Reinforcing, to access the instance, you need
to do a ssh tunnel, to forward the cluster port in the working node, to your machine. For that, **you must to create a new, separate, ssh connection, and keep it open** (without
running any job on it). You can do as this (similar to what we described in the ssh section of CCPrimer, with a twist):
```{bash, eval=FALSE}
ssh -i ~/computecanada/computecanada-key -L 8888:graXXX:8888 [email protected]
```
Some details:
- *-i ~/computecanada/computecanada-key*: the *-i* flag calls your ssh key file;
- *-L 8888:graXXX:8888*: the *ssh tunnel* in fact. It forwards node port 8888 to your localhost at port 8888. Note that **you must replace graXXX with the node name of the machine assigned to you** after running *salloc*. If you use Dask in your jobs, it is available within the 8888, not needing to open aditional ports for the dashboards;
- *[email protected]*: your username, followed by the cluster url. Note that our lab research allocation is available in Graham for now.

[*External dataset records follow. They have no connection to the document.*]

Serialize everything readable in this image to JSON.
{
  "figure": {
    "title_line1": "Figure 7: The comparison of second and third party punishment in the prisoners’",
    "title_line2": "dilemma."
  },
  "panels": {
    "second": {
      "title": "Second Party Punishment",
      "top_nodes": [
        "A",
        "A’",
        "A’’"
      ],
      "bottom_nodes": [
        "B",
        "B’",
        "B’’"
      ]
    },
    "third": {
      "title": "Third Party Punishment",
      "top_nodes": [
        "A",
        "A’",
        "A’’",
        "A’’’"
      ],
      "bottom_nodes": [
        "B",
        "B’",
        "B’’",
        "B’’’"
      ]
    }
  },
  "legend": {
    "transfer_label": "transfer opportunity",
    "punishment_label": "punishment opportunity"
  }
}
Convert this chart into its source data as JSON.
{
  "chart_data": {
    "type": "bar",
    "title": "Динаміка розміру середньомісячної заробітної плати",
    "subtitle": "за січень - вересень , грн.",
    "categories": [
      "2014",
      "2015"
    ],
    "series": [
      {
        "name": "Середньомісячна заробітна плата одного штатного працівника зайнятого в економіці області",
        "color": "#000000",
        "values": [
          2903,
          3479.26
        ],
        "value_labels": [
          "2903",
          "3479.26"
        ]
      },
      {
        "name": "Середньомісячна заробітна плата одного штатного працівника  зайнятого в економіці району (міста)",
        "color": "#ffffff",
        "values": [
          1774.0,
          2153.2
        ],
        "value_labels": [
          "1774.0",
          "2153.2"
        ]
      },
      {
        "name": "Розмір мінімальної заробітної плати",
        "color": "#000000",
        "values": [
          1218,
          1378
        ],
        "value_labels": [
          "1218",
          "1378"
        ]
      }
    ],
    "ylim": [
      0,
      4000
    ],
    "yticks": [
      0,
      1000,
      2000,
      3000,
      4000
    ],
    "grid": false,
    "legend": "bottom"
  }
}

After this, you should be able to access the JupyterLab server by using this url
in your browser:
```{bash, eval=FALSE}
http://127.0.0.1:8888/lab?token=XXXXXXXXXXXXXXXXXXXXXXX
```
Remember that this is an example, so you need to get the token URL provided by JupyterLab once launching the session.
## Finishing your Running session
Do not forget saving your work in partitions that enable saving (ex.: `/home`, `/project`, `/scratch`), because **if you save in a folder within the container, it will not be saved**, after your session ends. Remember that `/scratch` is meant for temporary save, being automatically wiped by the cluster systems after 30 days.
Once saved, you can simply end your running sessions by either using `Ctrl + C` in the apptainer run session, and then calling `exit` on bash up to ending the `salloc` session, and another time, to relinquish the ssh session (remember to do this both in the bash session that runs the jobs, as well in the ssh tunnel). At the end you will only see the bash of your local machine. It is important to do this procedure, because otherwise it may be possible that the machine is still running, and consument the group Alliance Canada credits. Once you finish the slurm `salloc` session you will receive an e-mail (as you got one when the session started), telling that the session has finished (or relinquished, if your runnign time expired).